Covert government assassin, Dr Thomas Bowin, is also a reputed neuroscientist in his official “day job”. He’s unassuming and unremarkable to those who see him and don’t know him. However, that’s often how his would-be killers underestimate him. When the heat of the moment demands deadly force, Tom Bowin is fast and lethal. He leads a double-life, and is cold, exacting and patient in his work when sanctioned to find and kill terrorists, calculating all the risks to himself in order to get the job done as swift and clean as possible and then slip away undetected. He’s good at what he does, too. A real professional, deadly with weapons and at hand-to-hand combat, he makes his first murder in this story look like just another fatal mugging that could happen anywhere – a robbery gone bad.
What I enjoyed about this story was that it made me ask myself how many of these agents and operatives could be living among us, leading double-lives just like Tom Bowin, as they move through society, some of them working mundane jobs, the unassuming man next door who no one really gives a second look. Also, as Thomas Bowin – the contract killer of this story – justifies his actions to himself, what effect does it have on him as a human being as he leads a solitary existence, reflecting on his propose and loneliness? It seems to me that they are detached because that’s exactly the way they need to be in order to do what they have to do.

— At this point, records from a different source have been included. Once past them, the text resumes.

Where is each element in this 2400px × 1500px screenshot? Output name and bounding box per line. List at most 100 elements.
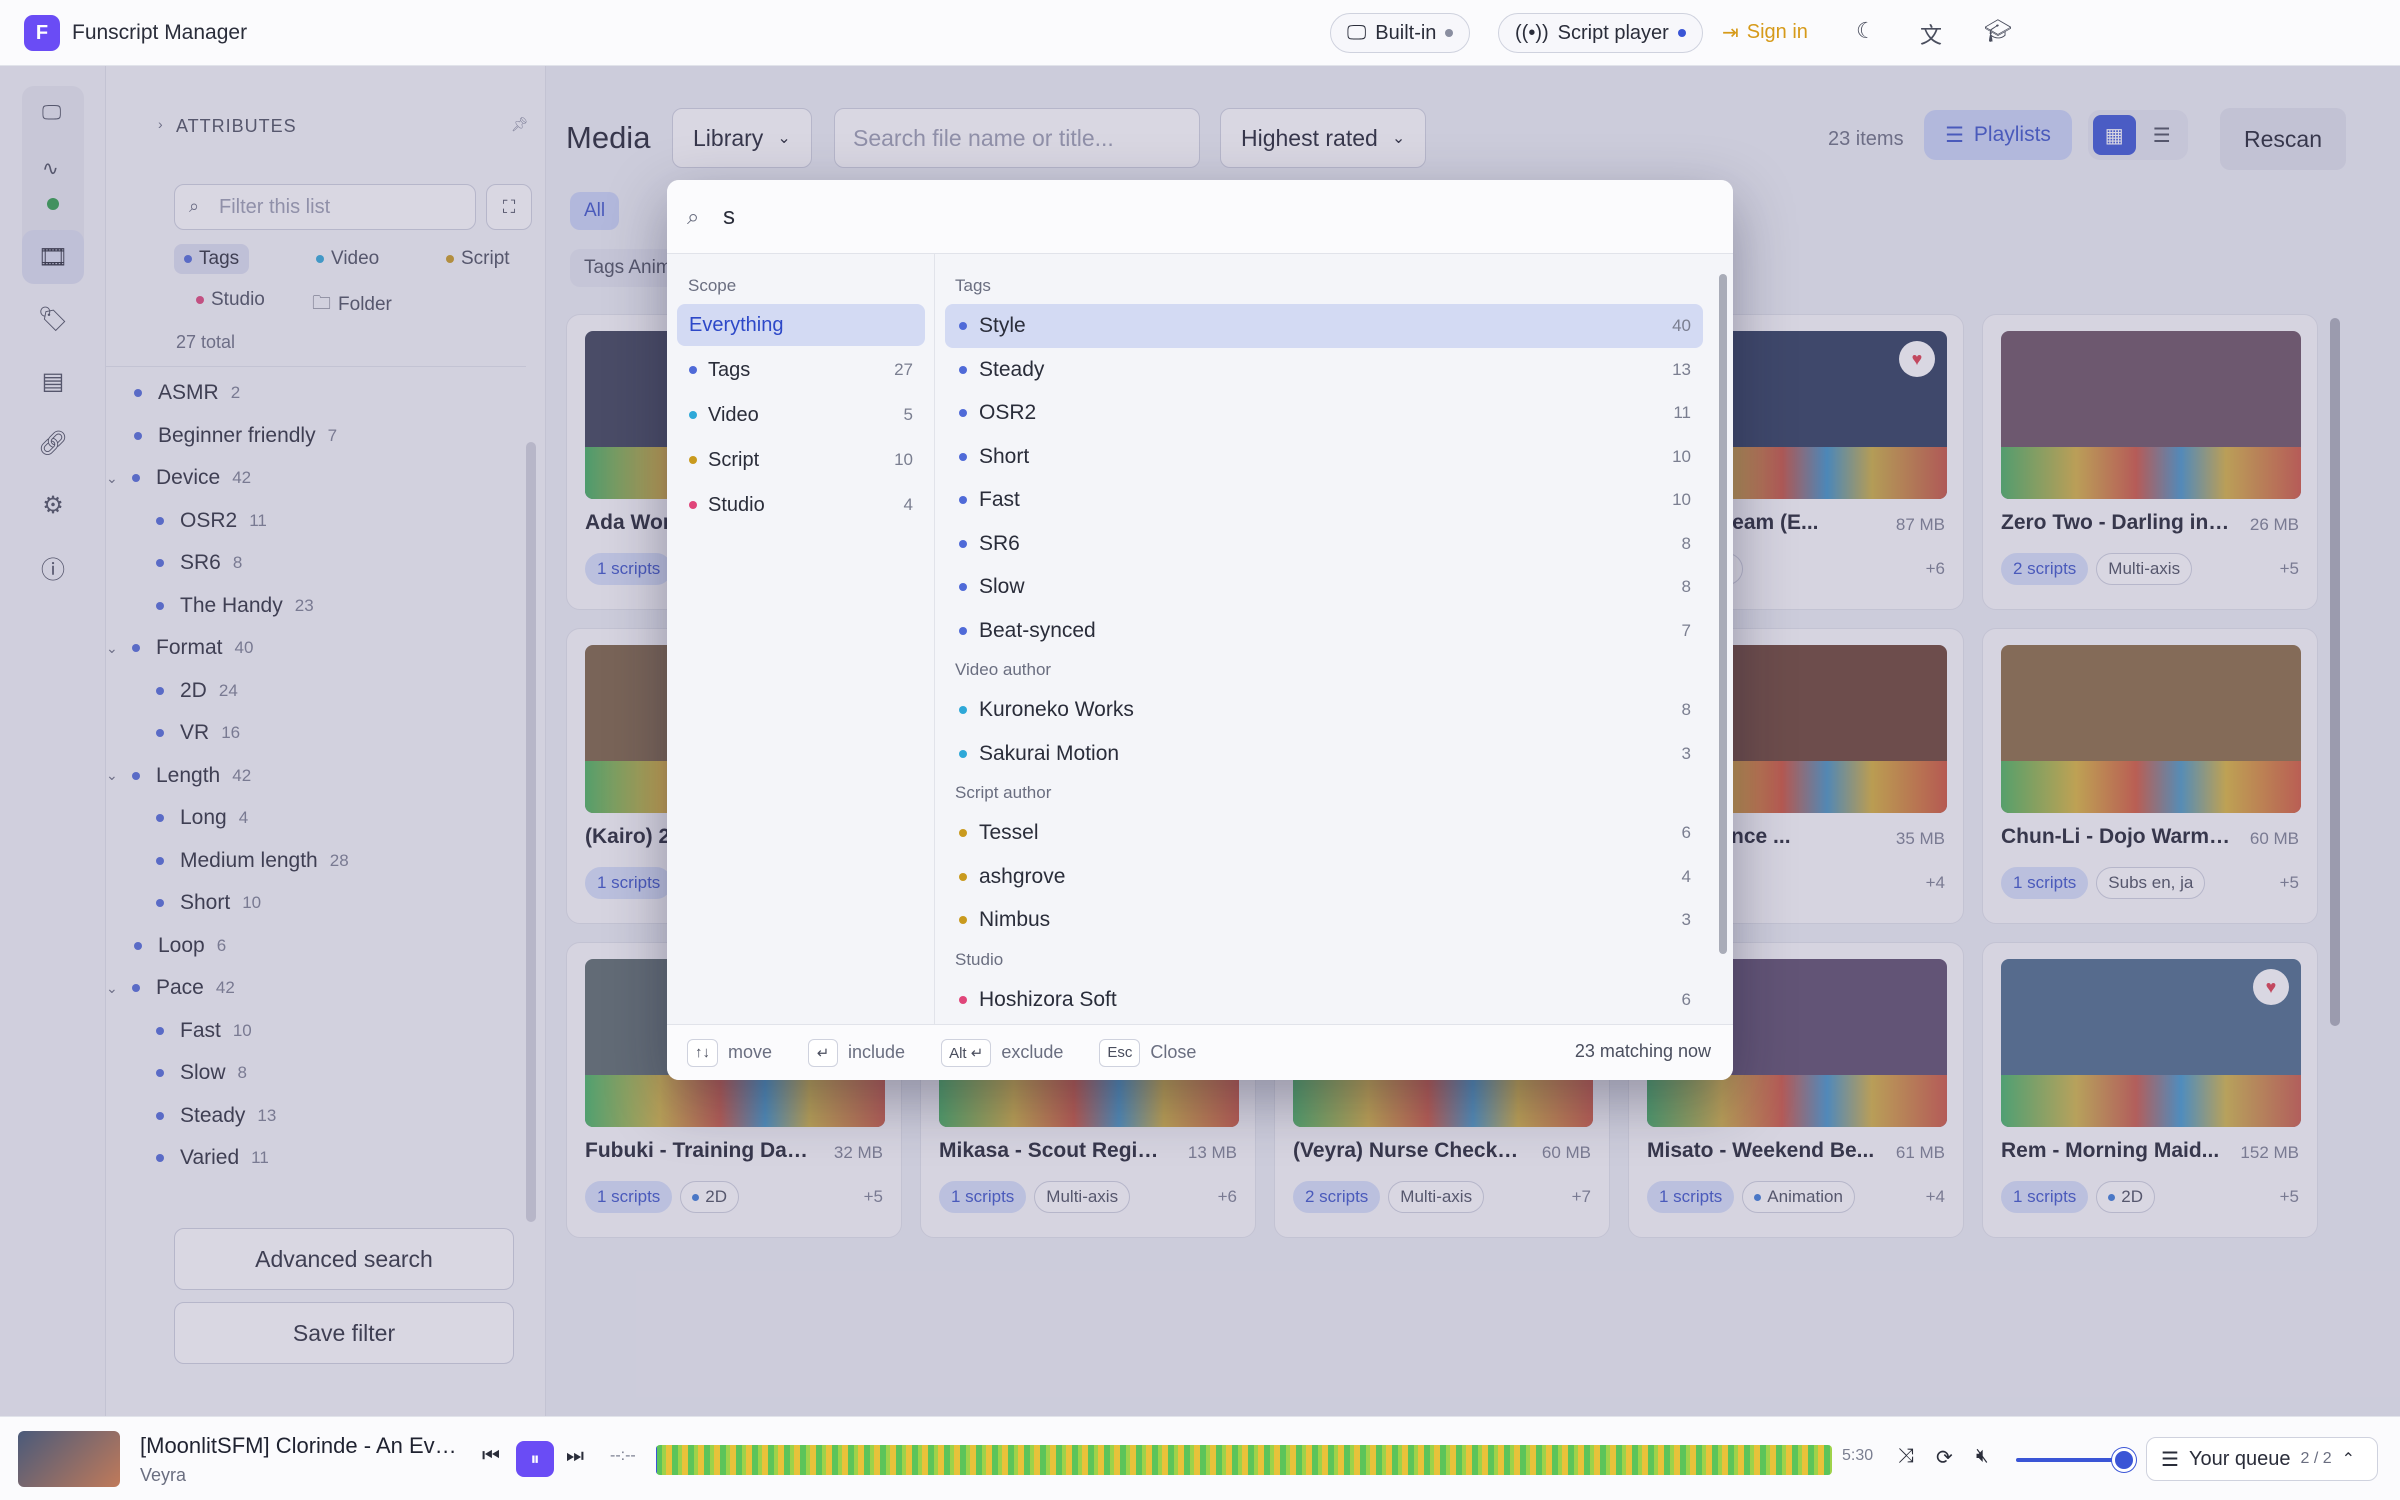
result-item[interactable]: Nimbus 3 xyxy=(945,898,1703,942)
result-label: Nimbus xyxy=(979,908,1051,931)
result-label: Style xyxy=(979,314,1026,337)
result-dot xyxy=(959,626,967,635)
script-player-button[interactable]: ((•)) Script player xyxy=(1498,13,1703,53)
result-dot xyxy=(959,409,967,417)
palette-search-input[interactable]: ⌕ s xyxy=(667,180,1733,254)
result-item[interactable]: Tessel 6 xyxy=(945,811,1703,855)
result-dot xyxy=(959,322,967,330)
result-count: 13 xyxy=(1672,359,1691,379)
scope-dot xyxy=(689,501,697,509)
scope-item[interactable]: Everything xyxy=(677,304,925,346)
mute-icon[interactable]: 🔇︎ xyxy=(1976,1445,1989,1468)
result-item[interactable]: Style 40 xyxy=(945,304,1703,348)
chevron-up-icon: ⌃ xyxy=(2341,1451,2356,1468)
result-dot xyxy=(959,583,967,591)
next-icon[interactable]: ⏭ xyxy=(566,1445,584,1468)
pause-icon: ⏸ xyxy=(530,1448,540,1469)
repeat-icon[interactable]: ⟳ xyxy=(1936,1445,1953,1470)
volume-slider[interactable] xyxy=(2016,1458,2124,1462)
result-item[interactable]: Slow 8 xyxy=(945,565,1703,609)
now-playing-thumbnail[interactable] xyxy=(18,1431,120,1487)
scope-list: Scope Everything Tags 27 Video 5 Script 10 Stud… xyxy=(667,254,935,1024)
script-player-label: Script player xyxy=(1557,21,1669,44)
result-label: SR6 xyxy=(979,531,1020,555)
app-logo: F xyxy=(24,15,60,51)
result-group-heading: Tags xyxy=(955,276,991,295)
previous-icon[interactable]: ⏮ xyxy=(482,1445,500,1468)
scope-item[interactable]: Script 10 xyxy=(677,439,925,481)
result-item[interactable]: Short 10 xyxy=(945,435,1703,479)
title-bar: F Funscript Manager 🖵 Built-in ((•)) Scr… xyxy=(0,0,2400,66)
result-dot xyxy=(959,496,967,504)
sign-in-link[interactable]: ⇥ Sign in xyxy=(1722,20,1808,45)
palette-query: s xyxy=(723,202,735,230)
result-item[interactable]: SR6 8 xyxy=(945,522,1703,566)
status-dot xyxy=(1445,29,1454,37)
scope-dot xyxy=(689,456,697,464)
result-group-heading: Script author xyxy=(955,783,1052,802)
queue-label: Your queue xyxy=(2188,1447,2291,1470)
scope-item[interactable]: Video 5 xyxy=(677,394,925,436)
shuffle-icon[interactable]: ⤨ xyxy=(1898,1445,1914,1468)
builtin-device-button[interactable]: 🖵 Built-in xyxy=(1330,13,1471,53)
result-count: 11 xyxy=(1673,403,1691,422)
result-label: Kuroneko Works xyxy=(979,698,1134,721)
result-label: Hoshizora Soft xyxy=(979,987,1117,1011)
move-hint: move xyxy=(728,1042,773,1062)
result-item[interactable]: Fast 10 xyxy=(945,478,1703,522)
translate-icon[interactable]: 文 xyxy=(1920,18,1942,50)
result-dot xyxy=(959,916,967,924)
result-count: 3 xyxy=(1681,910,1691,929)
result-count: 10 xyxy=(1672,446,1691,466)
result-item[interactable]: ashgrove 4 xyxy=(945,855,1703,899)
result-dot xyxy=(959,539,967,548)
scope-count: 27 xyxy=(894,360,913,379)
pause-button[interactable]: ⏸ xyxy=(516,1441,554,1477)
queue-icon: ☰ xyxy=(2161,1448,2179,1471)
scope-dot xyxy=(689,411,697,419)
result-item[interactable]: Sakurai Motion 3 xyxy=(945,732,1703,776)
palette-scrollbar[interactable] xyxy=(1719,274,1727,954)
result-count: 40 xyxy=(1672,316,1691,335)
result-item[interactable]: Beat-synced 7 xyxy=(945,609,1703,653)
result-item[interactable]: Hoshizora Soft 6 xyxy=(945,978,1703,1022)
player-bar: [MoonlitSFM] Clorinde - An Eve... Veyra … xyxy=(0,1416,2400,1500)
volume-thumb[interactable] xyxy=(2112,1448,2136,1472)
graduation-cap-icon[interactable]: 🎓︎ xyxy=(1984,18,2012,44)
scope-item[interactable]: Studio 4 xyxy=(677,484,925,526)
scope-item[interactable]: Tags 27 xyxy=(677,349,925,391)
moon-icon[interactable]: ☾ xyxy=(1856,18,1876,44)
sign-in-icon: ⇥ xyxy=(1722,22,1739,44)
result-group-heading: Video author xyxy=(955,660,1052,679)
scope-label: Script xyxy=(708,448,760,471)
sign-in-label: Sign in xyxy=(1746,21,1808,43)
move-key: ↑↓ xyxy=(687,1038,718,1067)
result-item[interactable]: Kuroneko Works 8 xyxy=(945,688,1703,732)
result-dot xyxy=(959,829,967,837)
duration: 5:30 xyxy=(1842,1447,1874,1464)
broadcast-icon: ((•)) xyxy=(1515,21,1549,44)
scope-label: Everything xyxy=(689,313,784,336)
result-count: 10 xyxy=(1672,490,1691,509)
result-count: 3 xyxy=(1681,743,1691,763)
now-playing-title: [MoonlitSFM] Clorinde - An Eve... xyxy=(140,1433,460,1458)
result-count: 8 xyxy=(1681,577,1691,596)
close-key: Esc xyxy=(1099,1038,1141,1067)
result-dot xyxy=(959,872,967,881)
palette-footer: ↑↓ move ↵ include Alt ↵ exclude Esc Clos… xyxy=(667,1024,1733,1080)
result-item[interactable]: Steady 13 xyxy=(945,348,1703,392)
funscript-heatmap-seekbar[interactable] xyxy=(656,1445,1832,1475)
result-count: 7 xyxy=(1681,620,1691,640)
result-label: Slow xyxy=(979,575,1025,598)
close-hint: Close xyxy=(1150,1042,1197,1062)
scope-heading: Scope xyxy=(688,276,737,295)
queue-button[interactable]: ☰ Your queue 2 / 2 ⌃ xyxy=(2146,1437,2378,1481)
result-item[interactable]: OSR2 11 xyxy=(945,391,1703,435)
result-label: Sakurai Motion xyxy=(979,741,1120,765)
result-group-heading: Studio xyxy=(955,949,1004,969)
result-count: 6 xyxy=(1681,823,1691,842)
matching-count: 23 matching now xyxy=(1574,1041,1711,1061)
result-dot xyxy=(959,706,967,714)
elapsed-time: --:-- xyxy=(610,1447,636,1464)
playhead xyxy=(656,1445,657,1475)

I have read many books of the same genre, but The Abomination Assignment had me engrossed and unable to anticipate the ended.
The story is told with a good, even pace and kept me engrossed from start to finish.
James Bond is for adolescents. Those stories are fine in a fun, lightweight way, but thrillers like The Abomination Assignment offer readers a realistic, gritty view of the world where detached and ruthless men are needed in the fight against terrorism, in order to stop fanatics who are prepared to slaughter countless innocent lives.
Recommended to readers who enjoy a detailed and intriguing adventure thriller.